Submitted by Matt Callaway, WashU IT Technical Services Manager
The term “DevOps” is growing in use and frequency in the IT industry, together with the closely related “Site Reliability Engineering” (SRE). Like other “terms of art” these seem to be bandied about loosely with its connotation shifting with the context. What is “DevOps”? What is “SRE”? What do these have to do with “Research Infrastructure” and why is this relevant to the IT services in a University setting? The Research Infrastructure Services team (RIS) is guided by the principles, methods, and tools from the DevOps and SRE community, striving to provide a set of services, a “Service Catalog”, that provides a toolkit for Wash U research faculty. So what does that mean?
The term “DevOps” was coined by Patrick Debois with the beginning of the “DevOpsDays” conference in Belgium in 20081. The reference is to “Development” and “Operations” and comes from the Agile software development movement. That term, “Agile”, comes with its own history and controversies. There are many articles one could read on Agile software development. But the Agile Manifesto2 and the Principles3 behind it formed the beginning of a culture change in software development. Along with that culture change, its principles guided a set of tools and practices. Concepts such as continuous test, integration, delivery, and deployment of software led to significant developments in the tracking of code, change management, dependency management, and building and packaging software artifacts. Those tools and practices were found to apply not only to software development, but infrastructure and operations as well. The growth of cloud services emphasized the drive to stop treating servers as permanent fixtures of infrastructure, but rather as disposable units of compute capability. This was a move away from treating servers and infrastructure like “pets”, and more like “cattle”4.
As system administrators and operations staff learned the processes and tools from the development world, the principles of Agile could be extended beyond just the software to include the “full stack”, from the storage, through the network, to the servers, to the software, the data, user identities, and the full lifecycle of managing each, including monitoring and alert management. The application of software development methodologies to systems administration led to the origin of “Infrastructure as Code”5,6. Agile taught us how teams can iterate in short development cycles with fast feedback. DevOps added collaboration across cross-functional teams, joining software development to systems engineering and operations7.
Around the same time as the first DevOpsDays, Google published its book on “Site Reliability Engineering” (SRE)8. This was Google’s guide to running infrastructure, with an introduction titled “The Sysadmin Approach to Service Management”. In that introduction the author notes that, “One could view DevOps as a generalization of several core SRE principles to a wider range of organizations, management structures, and personnel. One could equivalently view SRE as a specific implementation of DevOps with some idiosyncratic extensions”9.

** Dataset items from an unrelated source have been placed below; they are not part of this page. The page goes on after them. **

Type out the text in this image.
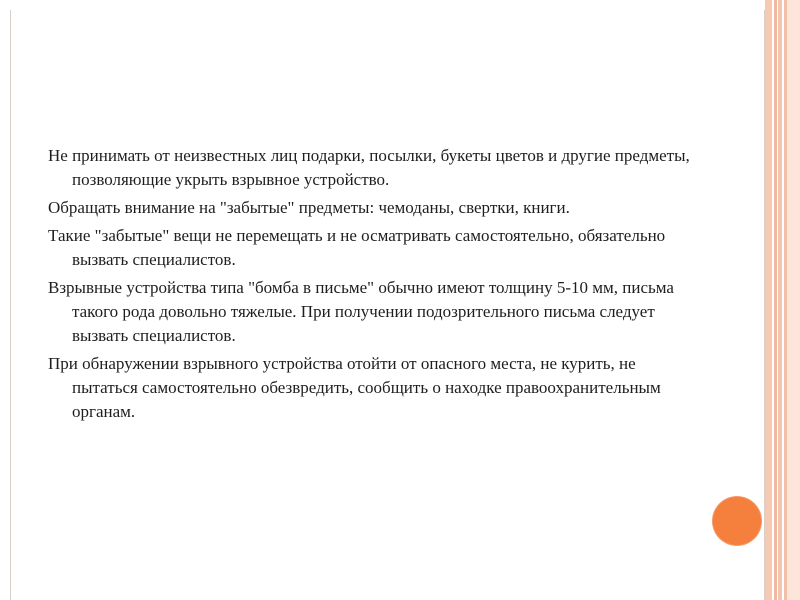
Не принимать от неизвестных лиц подарки, посылки, букеты цветов и другие предметы, позволяющие укрыть взрывное устройство.

Обращать внимание на "забытые" предметы: чемоданы, свертки, книги.

Такие "забытые" вещи не перемещать и не осматривать самостоятельно, обязательно вызвать специалистов.

Взрывные устройства типа "бомба в письме" обычно имеют толщину 5-10 мм, письма такого рода довольно тяжелые. При получении подозрительного письма следует вызвать специалистов.

При обнаружении взрывного устройства отойти от опасного места, не курить, не пытаться самостоятельно обезвредить, сообщить о находке правоохранительным органам.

The SRE book as serves as inspiration and guide to how the RIS team structures and executes its mission:
In general, an SRE team is responsible for the availability, latency, performance, efficiency, change management, monitoring, emergency response, and capacity planning of their service(s).
The RIS team strives to produce a Service Catalog that functions as a toolbox for researchers. We have learned the lessons of IT teams past, that growing an infrastructure one ticket at a time and simply building by hand what someone asks of us only leads to the construction of unmanageable messes. Rather, we strive for the long term, maintainable, sustainable, predictable, reliable tools that enable researchers to stop thinking about system administration and focus more on their science.
RIS believes that by leveraging the lessons of the Agile, DevOps, and SRE movements, that we can structure our work into predictable, measurable “sprints”, with defined deliverables guided by our customers and stakeholders. We can minimize and measure “toil”10, automating manual, repetitive, tactical work with no enduring value, protecting our time to focus on the development of the services that do provide enduring value. Those services, high performance storage and computing environments, container management systems, and application stacks, can be built and delivered using those tools mentioned above: continuous testing, integration, delivery, deployment, monitoring, and alerting.
DevOps and SRE are the combination of culture, practice, and tooling. Empowered by these foundational principles, tools, and methods we strive to bring industry standard practices to build leading edge computing infrastructures, enabling a world-class University to perform foundational research.